Food? How do you feel different when you get the nutrients you need?
We all must eat, even trees. In a way, trees compete with grass for the nutrients in the ground. Who do we compete with for food? Yes, there are outer competitions for beauty, health, prosperity etc, but Id challenge you to look internally. What have you eaten recently and how does your body feel in return? What issues do you have with food, emotionally?
A lot of us have emotional eating patterns and tree pose can be a time to contemplate where those thoughts are coming from. If you stop and appreciate a single slice of orange*—the texture, the flavor, the pulp in your mouth, the feelings can dissipate, grounding you by allowing you to appreciate the food coming into you.
Tree pose helps with digestion because of the balance you receive from sucking in your belly during the pose. When you do this, you will feel more grounded, meaning less likely to fall! Your center of gravity happens to also be where your body digests food,
*I choose orange because it is the first food I picked for mindful eating. It is not just enjoying food, there is a whole process. More on this practice coming soon.
Hydration? When you drink water, how does your body react, and how does this help with expansion?
Like I said earlier, water expands the cells in a tree. It also expands the cells in your body, plumping them up giving a reserve for which your cells can keep working. When you do not drink water, you may notice particular sensations. Your mouth may feel dry, you may get dizzy, your urine changes colors. All of this is effect from dehydration. It is easier to deal with difficult situations, over pour with gratitude, and live your best life when you are hydrated. Just like a tree!
Trees know when it is going to rain. They curl their leaves into a cup for water and get ready to be drenched. You too can prepare yourself for water with the tree pose asana. Taking a moment to check in with your body, decide what affects you are feeling from more or less water, and make a plan. Drink the water! Merely taking the moment to check in is grounding. You are feeling the root of your body’s sensations.
Change? Where do you find yourself when you feel your leaves falling, entering a new phase in your life?
This contemplation is fun! As humans we stay the same forever in our consciousness which never goes away, a deeper lesson on yoga that deserves its own blog post. You know what does not stay the same??? Literally everything else, from the world spinning to the emotions which may rock you like waves. The same goes for a tree, which is always the same tree despite its reactions to the time of the year. There are some trees which will die in cold climates, they tend to have juicy leaves, flower, or have fruits. They go barren in the winter and come alive in the spring. These are called deciduous trees.

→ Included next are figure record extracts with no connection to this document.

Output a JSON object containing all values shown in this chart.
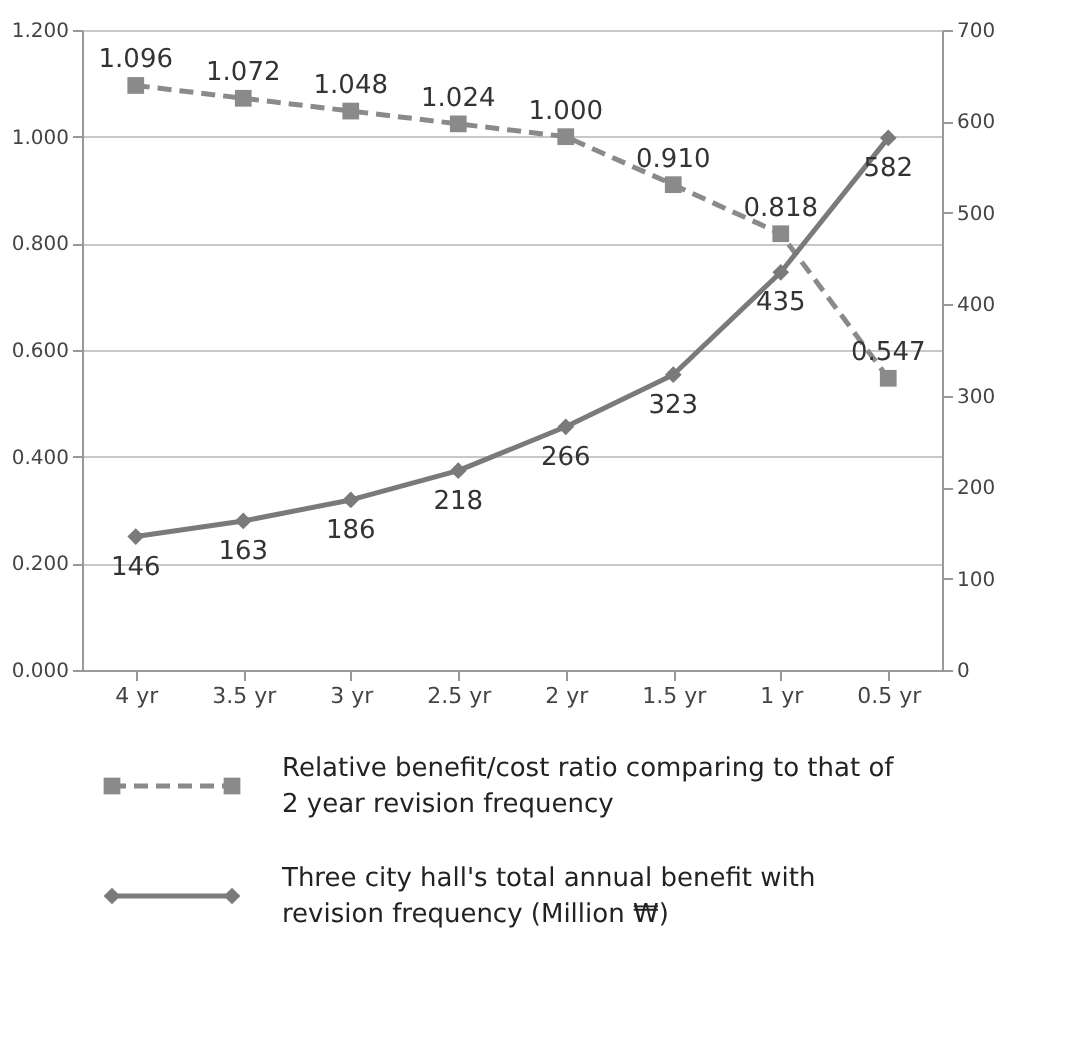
{
  "chart_data": {
    "type": "line",
    "categories": [
      "4 yr",
      "3.5 yr",
      "3 yr",
      "2.5 yr",
      "2 yr",
      "1.5 yr",
      "1 yr",
      "0.5 yr"
    ],
    "series": [
      {
        "name": "Relative benefit/cost ratio comparing to that of 2 year revision frequency",
        "color": "#8a8a8a",
        "marker": "square",
        "line_style": "dashed",
        "values": [
          1.096,
          1.072,
          1.048,
          1.024,
          1.0,
          0.91,
          0.818,
          0.547
        ],
        "value_labels": [
          "1.096",
          "1.072",
          "1.048",
          "1.024",
          "1.000",
          "0.910",
          "0.818",
          "0.547"
        ]
      },
      {
        "name": "Three city hall's total annual benefit with revision frequency (Million ₩)",
        "color": "#7a7a7a",
        "marker": "diamond",
        "line_style": "solid",
        "axis": "y2",
        "values": [
          146,
          163,
          186,
          218,
          266,
          323,
          435,
          582
        ],
        "value_labels": [
          "146",
          "163",
          "186",
          "218",
          "266",
          "323",
          "435",
          "582"
        ]
      }
    ],
    "ylim": [
      0,
      1.2
    ],
    "yticks": [
      {
        "value": 0,
        "label": "0.000"
      },
      {
        "value": 0.2,
        "label": "0.200"
      },
      {
        "value": 0.4,
        "label": "0.400"
      },
      {
        "value": 0.6,
        "label": "0.600"
      },
      {
        "value": 0.8,
        "label": "0.800"
      },
      {
        "value": 1.0,
        "label": "1.000"
      },
      {
        "value": 1.2,
        "label": "1.200"
      }
    ],
    "y2lim": [
      0,
      700
    ],
    "y2ticks": [
      0,
      100,
      200,
      300,
      400,
      500,
      600,
      700
    ],
    "grid": "y",
    "legend": "bottom"
  }
}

Once you go north you will see trees with needles, that do not appear to shed during the winter or change in the summer. These are called coniferous trees. Both types of trees are ever changing, however. The pine trees shed their needles often and drop cones filled with seeds, much like the fruit of a cherry tree.

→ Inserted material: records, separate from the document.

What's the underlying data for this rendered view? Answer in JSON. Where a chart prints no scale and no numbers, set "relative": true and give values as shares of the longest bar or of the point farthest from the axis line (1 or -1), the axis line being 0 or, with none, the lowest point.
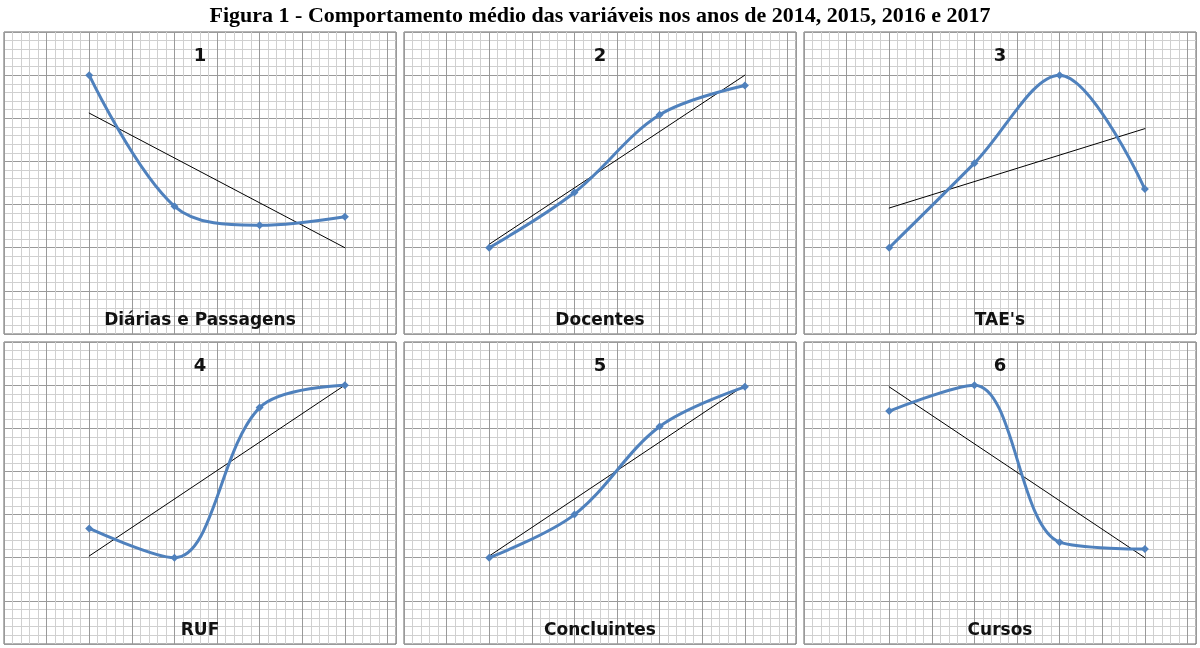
{
  "chart_data": [
    {
      "type": "line",
      "title": "1",
      "xlabel": "Diárias e Passagens",
      "annotations": [
        "Figura 1 - Comportamento médio das variáveis nos anos de 2014, 2015, 2016 e 2017"
      ],
      "categories": [
        null,
        null,
        null,
        null
      ],
      "relative": true,
      "grid": true,
      "series": [
        {
          "color": "#4f81bd",
          "marker": "diamond",
          "values": [
            1,
            0.24,
            0.13,
            0.18
          ]
        },
        {
          "type": "line",
          "color": "#000000",
          "marker": "none",
          "values": [
            0.78,
            null,
            null,
            0
          ]
        }
      ]
    },
    {
      "type": "line",
      "title": "2",
      "xlabel": "Docentes",
      "categories": [
        null,
        null,
        null,
        null
      ],
      "relative": true,
      "grid": true,
      "series": [
        {
          "color": "#4f81bd",
          "marker": "diamond",
          "values": [
            0,
            0.32,
            0.77,
            0.94
          ]
        },
        {
          "type": "line",
          "color": "#000000",
          "marker": "none",
          "values": [
            0.02,
            null,
            null,
            1
          ]
        }
      ]
    },
    {
      "type": "line",
      "title": "3",
      "xlabel": "TAE's",
      "categories": [
        null,
        null,
        null,
        null
      ],
      "relative": true,
      "grid": true,
      "series": [
        {
          "color": "#4f81bd",
          "marker": "diamond",
          "values": [
            0,
            0.49,
            1,
            0.34
          ]
        },
        {
          "type": "line",
          "color": "#000000",
          "marker": "none",
          "values": [
            0.23,
            null,
            null,
            0.69
          ]
        }
      ]
    },
    {
      "type": "line",
      "title": "4",
      "xlabel": "RUF",
      "categories": [
        null,
        null,
        null,
        null
      ],
      "relative": true,
      "grid": true,
      "series": [
        {
          "color": "#4f81bd",
          "marker": "diamond",
          "values": [
            0.17,
            0,
            0.87,
            1
          ]
        },
        {
          "type": "line",
          "color": "#000000",
          "marker": "none",
          "values": [
            0.01,
            null,
            null,
            1
          ]
        }
      ]
    },
    {
      "type": "line",
      "title": "5",
      "xlabel": "Concluintes",
      "categories": [
        null,
        null,
        null,
        null
      ],
      "relative": true,
      "grid": true,
      "series": [
        {
          "color": "#4f81bd",
          "marker": "diamond",
          "values": [
            0,
            0.25,
            0.76,
            0.99
          ]
        },
        {
          "type": "line",
          "color": "#000000",
          "marker": "none",
          "values": [
            0.01,
            null,
            null,
            1
          ]
        }
      ]
    },
    {
      "type": "line",
      "title": "6",
      "xlabel": "Cursos",
      "categories": [
        null,
        null,
        null,
        null
      ],
      "relative": true,
      "grid": true,
      "series": [
        {
          "color": "#4f81bd",
          "marker": "diamond",
          "values": [
            0.85,
            1,
            0.09,
            0.05
          ]
        },
        {
          "type": "line",
          "color": "#000000",
          "marker": "none",
          "values": [
            0.99,
            null,
            null,
            0
          ]
        }
      ]
    }
  ]
}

Are you a fruit tree with dramatic, visible changes in your life right now? Or a pine tree, constantly shedding but also keeping up a constant image to the world? Change is hard, so let these contemplations guide you through tree pose when you feel something new coming along.

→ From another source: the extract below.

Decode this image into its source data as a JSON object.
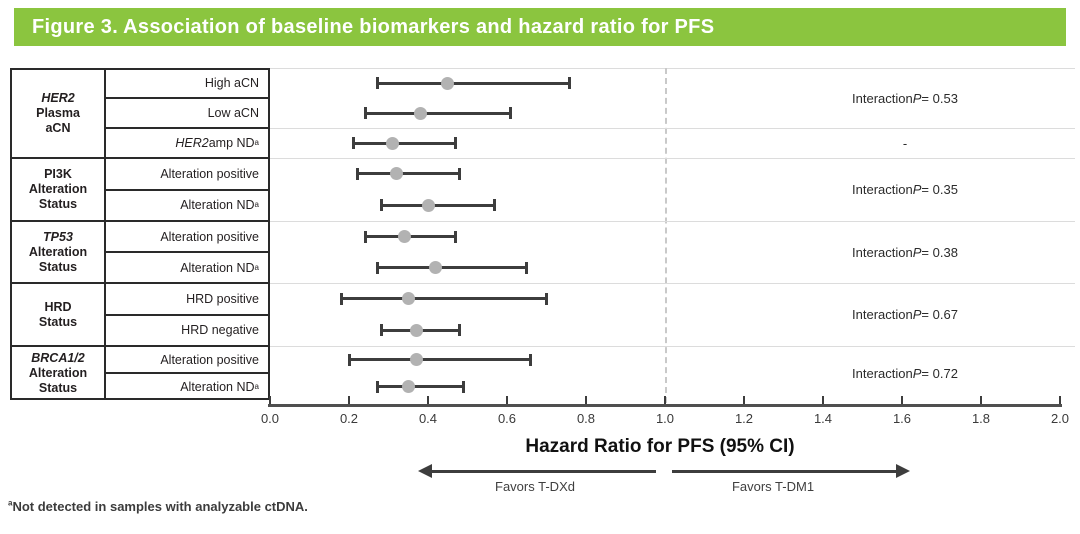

Woah, trees are more like humans than we thought eh? The yogis have known for centuries. Not because of education for which a yogi has much, but because in yoga we can contemplate how we are human, but also no different than any other aspect of the world. Something you cannot learn in a book or from a guru. It must be experienced, thus suffering (that anxiety and depression we talked about earlier) be quelled from the mind. We have a lot in common with our tree friends when we can come into the present, leaving the past behind and the future as something for later.